Ouhaddou, who was born in France to Moroccan immigrants, moved to her family’s homeland in 2013 with the idea of “finding her own Morocco”, and has since worked with local artisans in different fields.

She said that her challenge was almost an inverse one, where past traditions were being lost within crafts communities because of a lack of education about the value and importance of crafts and craft knowledge. Ouhaddou embarked on a mission to share this rapidly disappearing knowledge and to empower artisans to take control of their crafts.

She gave the example of how craftspeople are disassociated from the materials they use, citing it as an area where knowledge had been lost and had to be revived.

“[Nowadays] everything is imported,” she said. “They don’t know where it comes from.
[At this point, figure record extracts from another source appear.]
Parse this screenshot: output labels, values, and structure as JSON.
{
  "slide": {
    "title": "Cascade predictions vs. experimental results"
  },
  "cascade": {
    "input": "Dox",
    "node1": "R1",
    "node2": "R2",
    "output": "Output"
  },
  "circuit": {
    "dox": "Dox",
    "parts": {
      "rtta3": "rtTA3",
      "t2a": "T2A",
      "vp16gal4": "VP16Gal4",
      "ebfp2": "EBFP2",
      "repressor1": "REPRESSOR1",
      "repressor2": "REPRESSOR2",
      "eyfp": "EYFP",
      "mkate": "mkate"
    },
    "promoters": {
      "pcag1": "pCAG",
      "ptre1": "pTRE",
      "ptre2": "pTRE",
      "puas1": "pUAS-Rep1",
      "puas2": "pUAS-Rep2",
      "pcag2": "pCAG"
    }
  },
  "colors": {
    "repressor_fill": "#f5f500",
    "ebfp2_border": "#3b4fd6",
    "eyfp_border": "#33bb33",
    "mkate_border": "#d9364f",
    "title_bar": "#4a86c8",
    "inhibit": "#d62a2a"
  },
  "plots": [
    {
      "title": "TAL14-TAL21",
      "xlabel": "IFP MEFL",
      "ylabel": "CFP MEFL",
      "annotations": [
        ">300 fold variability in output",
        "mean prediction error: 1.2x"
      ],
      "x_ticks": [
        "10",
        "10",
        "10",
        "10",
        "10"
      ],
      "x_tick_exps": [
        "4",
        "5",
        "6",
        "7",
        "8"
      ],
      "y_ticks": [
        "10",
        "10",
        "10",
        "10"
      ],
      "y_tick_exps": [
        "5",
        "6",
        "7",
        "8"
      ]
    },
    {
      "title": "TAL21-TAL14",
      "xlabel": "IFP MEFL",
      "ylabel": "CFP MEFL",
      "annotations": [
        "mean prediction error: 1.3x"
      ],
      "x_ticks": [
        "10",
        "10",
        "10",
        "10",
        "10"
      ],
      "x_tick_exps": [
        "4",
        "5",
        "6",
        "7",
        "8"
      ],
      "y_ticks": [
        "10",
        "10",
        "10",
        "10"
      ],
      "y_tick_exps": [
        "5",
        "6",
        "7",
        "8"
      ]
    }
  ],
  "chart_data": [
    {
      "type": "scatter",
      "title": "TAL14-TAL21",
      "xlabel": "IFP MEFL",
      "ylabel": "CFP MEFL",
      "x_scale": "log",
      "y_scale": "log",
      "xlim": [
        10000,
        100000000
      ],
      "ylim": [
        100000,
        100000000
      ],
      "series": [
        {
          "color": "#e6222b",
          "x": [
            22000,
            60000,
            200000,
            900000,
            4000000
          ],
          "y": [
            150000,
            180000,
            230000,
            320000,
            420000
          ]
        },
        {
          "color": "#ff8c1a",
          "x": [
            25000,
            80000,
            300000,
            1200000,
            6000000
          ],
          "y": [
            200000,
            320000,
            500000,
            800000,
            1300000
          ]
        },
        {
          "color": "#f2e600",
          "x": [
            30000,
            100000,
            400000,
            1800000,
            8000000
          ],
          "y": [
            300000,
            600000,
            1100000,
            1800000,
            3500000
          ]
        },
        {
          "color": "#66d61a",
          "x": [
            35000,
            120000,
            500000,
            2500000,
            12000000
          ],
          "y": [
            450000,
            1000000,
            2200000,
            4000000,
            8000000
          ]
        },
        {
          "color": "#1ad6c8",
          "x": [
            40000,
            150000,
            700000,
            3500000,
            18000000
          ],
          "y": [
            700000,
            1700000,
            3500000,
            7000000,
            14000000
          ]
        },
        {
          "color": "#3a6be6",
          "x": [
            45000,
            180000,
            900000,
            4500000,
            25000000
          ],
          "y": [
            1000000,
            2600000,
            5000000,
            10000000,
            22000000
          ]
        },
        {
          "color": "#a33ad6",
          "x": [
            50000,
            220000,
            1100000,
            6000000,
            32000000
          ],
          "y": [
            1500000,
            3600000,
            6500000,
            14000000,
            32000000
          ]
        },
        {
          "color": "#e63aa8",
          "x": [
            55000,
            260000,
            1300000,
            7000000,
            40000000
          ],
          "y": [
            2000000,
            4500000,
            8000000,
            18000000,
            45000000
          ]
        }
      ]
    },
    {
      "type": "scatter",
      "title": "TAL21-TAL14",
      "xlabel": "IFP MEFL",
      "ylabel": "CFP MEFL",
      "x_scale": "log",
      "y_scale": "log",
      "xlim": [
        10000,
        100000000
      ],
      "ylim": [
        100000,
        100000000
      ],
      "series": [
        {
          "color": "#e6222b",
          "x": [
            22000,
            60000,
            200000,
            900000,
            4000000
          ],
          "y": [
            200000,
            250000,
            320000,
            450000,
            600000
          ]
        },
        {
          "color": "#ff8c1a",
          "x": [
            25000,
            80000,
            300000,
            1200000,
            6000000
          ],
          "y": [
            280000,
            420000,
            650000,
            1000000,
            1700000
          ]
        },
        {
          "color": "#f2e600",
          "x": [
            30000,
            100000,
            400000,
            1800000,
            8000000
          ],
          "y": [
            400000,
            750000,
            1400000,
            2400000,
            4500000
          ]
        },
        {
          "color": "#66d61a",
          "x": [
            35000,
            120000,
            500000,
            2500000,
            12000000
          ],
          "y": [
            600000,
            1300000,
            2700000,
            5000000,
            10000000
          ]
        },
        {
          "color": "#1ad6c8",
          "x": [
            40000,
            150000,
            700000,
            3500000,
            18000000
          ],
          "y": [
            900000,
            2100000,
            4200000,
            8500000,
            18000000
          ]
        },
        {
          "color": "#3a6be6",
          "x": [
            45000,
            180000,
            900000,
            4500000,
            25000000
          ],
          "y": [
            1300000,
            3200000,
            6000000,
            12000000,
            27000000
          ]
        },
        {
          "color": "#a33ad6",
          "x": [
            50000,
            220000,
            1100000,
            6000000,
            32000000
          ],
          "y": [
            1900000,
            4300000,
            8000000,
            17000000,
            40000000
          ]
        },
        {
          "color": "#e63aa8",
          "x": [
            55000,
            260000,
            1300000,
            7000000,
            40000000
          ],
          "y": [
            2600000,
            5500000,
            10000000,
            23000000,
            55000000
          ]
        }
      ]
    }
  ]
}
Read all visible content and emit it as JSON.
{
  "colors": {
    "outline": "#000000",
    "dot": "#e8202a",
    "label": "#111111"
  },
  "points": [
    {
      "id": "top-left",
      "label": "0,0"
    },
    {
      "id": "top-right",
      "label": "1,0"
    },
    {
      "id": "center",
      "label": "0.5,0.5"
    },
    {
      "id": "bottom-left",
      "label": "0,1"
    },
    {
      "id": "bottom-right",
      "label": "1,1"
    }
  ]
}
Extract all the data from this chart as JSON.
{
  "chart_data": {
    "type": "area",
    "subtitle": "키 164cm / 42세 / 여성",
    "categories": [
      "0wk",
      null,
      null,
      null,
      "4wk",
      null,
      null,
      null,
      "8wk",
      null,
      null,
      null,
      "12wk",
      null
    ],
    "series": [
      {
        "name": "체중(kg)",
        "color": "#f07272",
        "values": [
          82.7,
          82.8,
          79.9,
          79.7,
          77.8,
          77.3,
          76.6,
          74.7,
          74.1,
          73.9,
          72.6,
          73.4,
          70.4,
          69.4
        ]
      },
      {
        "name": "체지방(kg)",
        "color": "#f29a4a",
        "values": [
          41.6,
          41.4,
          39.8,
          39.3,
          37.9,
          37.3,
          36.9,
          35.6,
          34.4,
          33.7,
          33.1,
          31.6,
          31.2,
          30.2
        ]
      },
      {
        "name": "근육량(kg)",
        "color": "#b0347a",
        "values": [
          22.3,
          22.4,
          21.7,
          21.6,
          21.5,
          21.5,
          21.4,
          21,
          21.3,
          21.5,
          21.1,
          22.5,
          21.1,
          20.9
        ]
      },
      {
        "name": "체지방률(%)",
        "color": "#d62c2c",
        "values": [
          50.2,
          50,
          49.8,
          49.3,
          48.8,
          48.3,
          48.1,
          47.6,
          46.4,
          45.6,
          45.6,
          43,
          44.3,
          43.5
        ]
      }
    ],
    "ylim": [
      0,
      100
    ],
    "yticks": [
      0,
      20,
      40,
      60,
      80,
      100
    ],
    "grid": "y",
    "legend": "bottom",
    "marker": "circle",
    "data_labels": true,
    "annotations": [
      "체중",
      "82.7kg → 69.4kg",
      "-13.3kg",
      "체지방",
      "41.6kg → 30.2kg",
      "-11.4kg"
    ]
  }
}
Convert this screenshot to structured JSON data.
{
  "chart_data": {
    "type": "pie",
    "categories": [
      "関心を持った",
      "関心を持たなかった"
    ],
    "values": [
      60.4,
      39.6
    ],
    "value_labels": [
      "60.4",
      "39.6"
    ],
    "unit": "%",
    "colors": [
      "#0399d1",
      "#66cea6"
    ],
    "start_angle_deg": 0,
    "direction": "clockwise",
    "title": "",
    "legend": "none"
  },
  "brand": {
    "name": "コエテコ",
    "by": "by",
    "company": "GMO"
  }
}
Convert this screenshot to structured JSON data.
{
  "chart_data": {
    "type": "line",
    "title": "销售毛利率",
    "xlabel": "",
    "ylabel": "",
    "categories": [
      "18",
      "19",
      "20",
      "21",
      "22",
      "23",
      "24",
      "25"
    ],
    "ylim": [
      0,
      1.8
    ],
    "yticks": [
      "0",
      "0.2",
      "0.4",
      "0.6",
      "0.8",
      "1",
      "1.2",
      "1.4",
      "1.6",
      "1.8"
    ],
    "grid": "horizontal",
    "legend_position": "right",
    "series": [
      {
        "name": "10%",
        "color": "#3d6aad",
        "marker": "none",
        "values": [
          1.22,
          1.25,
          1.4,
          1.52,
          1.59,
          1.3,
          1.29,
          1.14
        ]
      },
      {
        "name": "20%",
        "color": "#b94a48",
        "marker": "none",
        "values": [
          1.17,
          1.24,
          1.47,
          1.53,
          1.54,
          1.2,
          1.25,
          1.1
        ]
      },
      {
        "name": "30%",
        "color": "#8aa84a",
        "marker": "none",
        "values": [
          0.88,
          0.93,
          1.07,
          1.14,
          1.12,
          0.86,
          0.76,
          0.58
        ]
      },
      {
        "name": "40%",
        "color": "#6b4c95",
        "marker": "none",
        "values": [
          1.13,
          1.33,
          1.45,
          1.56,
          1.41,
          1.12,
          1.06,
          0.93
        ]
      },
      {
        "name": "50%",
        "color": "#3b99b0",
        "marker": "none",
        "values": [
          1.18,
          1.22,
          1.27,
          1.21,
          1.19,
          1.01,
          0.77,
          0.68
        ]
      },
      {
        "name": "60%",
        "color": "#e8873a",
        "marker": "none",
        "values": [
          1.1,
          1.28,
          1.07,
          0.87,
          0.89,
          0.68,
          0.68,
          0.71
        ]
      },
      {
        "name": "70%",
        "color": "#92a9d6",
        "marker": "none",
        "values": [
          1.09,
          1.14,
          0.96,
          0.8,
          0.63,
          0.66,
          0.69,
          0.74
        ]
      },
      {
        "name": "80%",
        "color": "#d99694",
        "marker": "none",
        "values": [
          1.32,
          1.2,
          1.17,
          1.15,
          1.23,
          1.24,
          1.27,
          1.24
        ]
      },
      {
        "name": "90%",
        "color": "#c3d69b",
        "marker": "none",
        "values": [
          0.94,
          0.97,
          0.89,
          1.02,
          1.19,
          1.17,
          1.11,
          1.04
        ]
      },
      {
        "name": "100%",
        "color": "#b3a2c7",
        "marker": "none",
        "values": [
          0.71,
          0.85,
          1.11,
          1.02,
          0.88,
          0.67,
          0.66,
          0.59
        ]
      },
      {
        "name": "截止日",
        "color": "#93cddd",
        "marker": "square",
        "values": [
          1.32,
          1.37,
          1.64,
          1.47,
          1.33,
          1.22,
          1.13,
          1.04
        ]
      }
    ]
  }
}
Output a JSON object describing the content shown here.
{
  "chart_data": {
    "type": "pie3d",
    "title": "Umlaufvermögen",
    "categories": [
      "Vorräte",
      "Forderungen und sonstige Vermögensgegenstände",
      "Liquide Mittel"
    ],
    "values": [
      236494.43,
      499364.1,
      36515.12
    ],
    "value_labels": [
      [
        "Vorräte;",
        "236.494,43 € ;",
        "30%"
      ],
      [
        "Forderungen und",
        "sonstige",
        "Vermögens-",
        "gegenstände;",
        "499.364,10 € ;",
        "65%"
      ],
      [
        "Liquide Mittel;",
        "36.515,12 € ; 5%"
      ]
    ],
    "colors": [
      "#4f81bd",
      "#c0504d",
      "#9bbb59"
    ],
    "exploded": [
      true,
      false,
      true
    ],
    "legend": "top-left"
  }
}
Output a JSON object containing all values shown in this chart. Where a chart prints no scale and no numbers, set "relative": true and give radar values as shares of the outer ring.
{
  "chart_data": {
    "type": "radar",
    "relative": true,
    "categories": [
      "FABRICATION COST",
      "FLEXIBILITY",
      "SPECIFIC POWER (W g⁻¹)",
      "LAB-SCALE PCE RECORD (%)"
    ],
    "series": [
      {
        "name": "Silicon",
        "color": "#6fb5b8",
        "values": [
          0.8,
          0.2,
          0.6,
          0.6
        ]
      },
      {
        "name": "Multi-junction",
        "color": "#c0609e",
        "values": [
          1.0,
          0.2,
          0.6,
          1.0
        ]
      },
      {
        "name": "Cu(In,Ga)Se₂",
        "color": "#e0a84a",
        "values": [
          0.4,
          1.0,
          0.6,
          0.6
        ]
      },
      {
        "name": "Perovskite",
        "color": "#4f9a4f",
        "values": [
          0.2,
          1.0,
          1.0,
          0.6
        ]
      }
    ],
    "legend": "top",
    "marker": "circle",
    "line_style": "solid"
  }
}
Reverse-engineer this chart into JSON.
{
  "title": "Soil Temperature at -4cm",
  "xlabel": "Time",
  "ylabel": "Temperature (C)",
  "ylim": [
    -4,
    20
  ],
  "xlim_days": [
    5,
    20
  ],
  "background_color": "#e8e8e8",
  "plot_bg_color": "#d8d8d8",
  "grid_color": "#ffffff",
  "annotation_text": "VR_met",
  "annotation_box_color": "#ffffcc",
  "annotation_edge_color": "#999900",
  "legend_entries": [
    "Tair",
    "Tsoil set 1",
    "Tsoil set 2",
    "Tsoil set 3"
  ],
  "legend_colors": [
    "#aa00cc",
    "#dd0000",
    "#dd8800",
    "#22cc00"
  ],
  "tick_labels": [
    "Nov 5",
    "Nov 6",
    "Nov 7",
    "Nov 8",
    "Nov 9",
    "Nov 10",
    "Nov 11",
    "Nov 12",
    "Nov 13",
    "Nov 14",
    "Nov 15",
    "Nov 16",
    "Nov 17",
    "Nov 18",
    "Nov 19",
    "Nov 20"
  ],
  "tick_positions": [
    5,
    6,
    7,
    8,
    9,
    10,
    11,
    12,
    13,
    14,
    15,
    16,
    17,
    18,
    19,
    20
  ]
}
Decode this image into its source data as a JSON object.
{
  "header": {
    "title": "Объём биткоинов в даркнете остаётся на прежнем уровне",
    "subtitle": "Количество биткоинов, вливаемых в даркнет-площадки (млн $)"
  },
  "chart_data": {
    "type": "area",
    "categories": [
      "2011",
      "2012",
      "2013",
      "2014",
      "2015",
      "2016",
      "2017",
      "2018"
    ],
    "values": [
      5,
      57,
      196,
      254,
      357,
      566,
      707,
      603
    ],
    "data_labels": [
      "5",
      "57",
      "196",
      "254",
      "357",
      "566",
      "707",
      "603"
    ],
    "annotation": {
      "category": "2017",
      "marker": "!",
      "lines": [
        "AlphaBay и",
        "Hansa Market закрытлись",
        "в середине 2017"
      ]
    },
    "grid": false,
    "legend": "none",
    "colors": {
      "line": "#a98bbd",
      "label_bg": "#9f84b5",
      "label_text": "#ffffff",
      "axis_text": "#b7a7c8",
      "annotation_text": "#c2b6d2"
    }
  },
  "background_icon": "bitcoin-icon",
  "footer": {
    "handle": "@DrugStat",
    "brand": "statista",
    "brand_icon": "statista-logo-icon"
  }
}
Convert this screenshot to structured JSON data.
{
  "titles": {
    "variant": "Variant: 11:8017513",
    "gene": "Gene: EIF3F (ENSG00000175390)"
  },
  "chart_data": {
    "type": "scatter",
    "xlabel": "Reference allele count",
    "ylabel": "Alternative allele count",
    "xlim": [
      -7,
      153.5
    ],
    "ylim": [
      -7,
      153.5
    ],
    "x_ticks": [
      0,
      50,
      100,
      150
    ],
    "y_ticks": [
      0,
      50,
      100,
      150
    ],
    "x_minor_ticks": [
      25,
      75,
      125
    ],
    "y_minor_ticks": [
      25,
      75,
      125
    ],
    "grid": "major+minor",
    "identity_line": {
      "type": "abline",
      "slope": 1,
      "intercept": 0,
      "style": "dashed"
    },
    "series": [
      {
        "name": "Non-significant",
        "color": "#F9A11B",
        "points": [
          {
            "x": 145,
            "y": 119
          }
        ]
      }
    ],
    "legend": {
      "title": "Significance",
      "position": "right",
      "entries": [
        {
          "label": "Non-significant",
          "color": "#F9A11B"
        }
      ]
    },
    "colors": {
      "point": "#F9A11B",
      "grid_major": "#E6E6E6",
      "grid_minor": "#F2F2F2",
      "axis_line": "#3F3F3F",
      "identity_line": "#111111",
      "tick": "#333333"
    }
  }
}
The knowledge of what you have and how you can work with that is so important for your own heritage.”

Ouhaddou also spoke about her sense of responsibility towards the communities she works with, who she felt could be left vulnerable if her designs stopped selling at a profit.

“That’s something I think a lot about – like if tomorrow I don’t sell anything anymore, what happens?” she said. “So the way I try to answer the question is that okay, if everything stopped, what did I leave you so you can go on without me?”

Video frame of speakers on stage at the Crafting Futures panel at Design Doha, viewed from the back of the auditoriumVideo frame of speakers on stage at the Crafting Futures panel at Design Doha, viewed from the back of the auditorium
The panel shared insights about how they managed a sense of responsibility for their collaborators

Sometimes, the reality of a project doesn’t match Ouhaddou’s expectations. She said that when she introduced a traditional form of embroidery to a classroom of 30 girls, only three proved to be interested.

However, she worked with the three for several years and developed a meaningful collaboration directed by the group. Eventually, one of the three girls went on to open a factory using her skills.

“Then the project is over,” said Ouhaddou. “Because one among the 30 is now completely autonomous. They need her more than she needs me.”

The Crafting Futures panel took place on Sunday 25 February at the M7 cultural centre in Doha, Qatar. The region’s attention to craft emerged as a major theme during Design Doha, which was held for the first time in 2024 and will be a biennial event.